Нѣтъ, не на уровнѣ «мужицкаго» образованія желаемъ мы удержать Русское общество. Общество дѣйствительно призвано выводить народный умъ изъ той области непосредственнаго бытія, въ которой по необходимости пребываютъ народныя массы, въ высшую область сознанія; тѣ начала народнаго духа, которыя какъ зерна хранятся въ народной почвѣ и опредѣляютъ его бытіе какъ народа въ цѣломъ, должны получить, черезъ общество, свое полнѣйшее развитіе; народная духовная личность можетъ вполнѣ проявиться лишь въ совокупномъ разнообразіи личнаго творчества выдѣленныхъ народомъ изъ себя единицъ. Сфера такой личной духовной дѣятельности народныхъ единицъ, сфера, гдѣ происходитъ этотъ процессъ народнаго самосознанія, и есть то, что обыкновенно называется обществомъ, и что въ послѣднее время не совсѣмъ точно называется «интеллигенціей»… Но каково положеніе страны, гдѣ орудія сознаванія испорчены, сознательный органъ не дѣйствуетъ или дѣйствуетъ плохо, и весь сознательный процессъ крикъ?

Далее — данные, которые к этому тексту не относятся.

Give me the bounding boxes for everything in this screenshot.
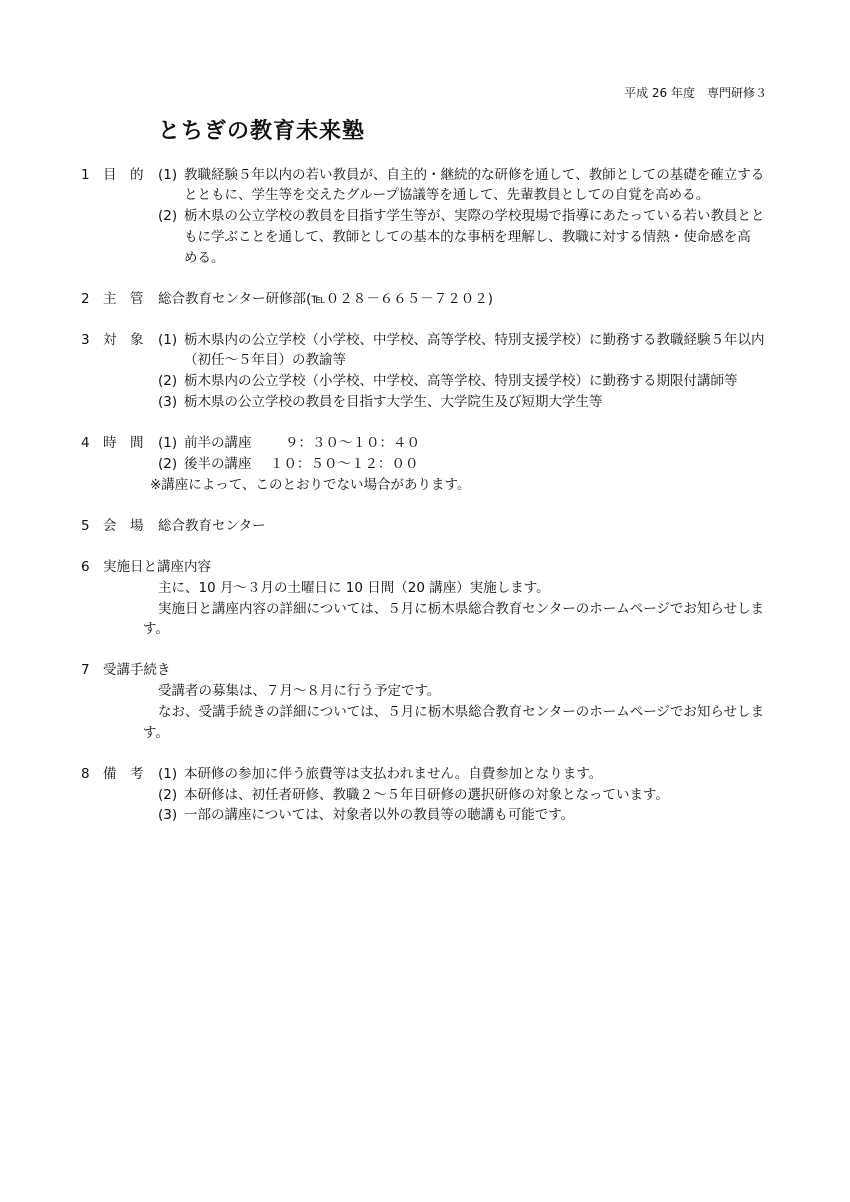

Конечно, не одни педагоги въ этомъ виноваты… По всей вѣроятности педагоги вообще оскорбятся нашими словами, — именно тѣ, которымъ совѣсть не позволитъ воспользоваться сдѣланного нами оговоркой и причислить себя къ «исключеніямъ», и которымъ, по правдѣ молвить, «имя легіонъ». Но и имъ въ нѣкоторое оправданіе можно сказать, что они только унаслѣдовали педагогическое преданіе, ведущееся съ давнихъ поръ. Педагогомъ по преимуществу, во весь Петербургскій періодъ нашей исторіи, былъ самъ правительствующій Санктпетербургъ; да и весь административный нашъ строй, всѣ условія историческаго новѣйшаго развитія и новѣйшаго, подъ ихъ воздѣйствіемъ сложившагося общественнаго быта, все учило, воспитывало, направляло въ томъ же духѣ и въ томъ же смыслѣ, и привело насъ наконецъ въ то положеніе, въ которомъ мы теперь обрѣтаемся и которое наши пессимисты называютъ безвыходнымъ…
Пессимистовъ у насъ теперь также легіонъ, но источникъ нашего пессимизма, нашей тоски и унынія, частью выражающихся въ газетныхъ плачахъ и причитаньяхъ того лагеря, что съ наивнымъ самообольщеніемъ величаетъ себя «либеральнымъ», частью же дѣйствительно, хотя и нѣсколько иначе, ощущаемыхъ всѣмъ Русскимъ обществомъ, — источникъ этотъ, повторяемъ снова, лежитъ въ чувствѣ нашей собственной духовной или интеллигентной общественной немощи, о-бокъ съ величайшею народною мощью и въ виду задачъ, поставленныхъ намъ исторіей. Именно теперь, когда стало наконецъ ясно, что нельзя идти далѣе такъ, какъ намъ шлось, когда жизнь предъявляетъ нашему сознанію запросы: какъ быть, куда идти? мы стоимъ или топочемся на мѣстѣ безотвѣтные, — вѣрнѣе сказать не способные дать отвѣта, и что еще хуже — не сознающіеся въ такой неспособности. Или же спѣшимъ справляться съ чужестраннымъ историческимъ опытомъ, рыться въ чужестранныхъ учебникахъ — не найдемъ ли тамъ отвѣта на нашъ Русскій историческій вопросъ!.. Но уже ни къ заимствованіямъ, ни къ подражаніямъ нѣтъ прежней вѣры, — и во всей этой суетѣ, во всемъ этомъ диссонансѣ общественнаго многоголосья господствуетъ одна пронзительная, раздирающая нота — безнадежности.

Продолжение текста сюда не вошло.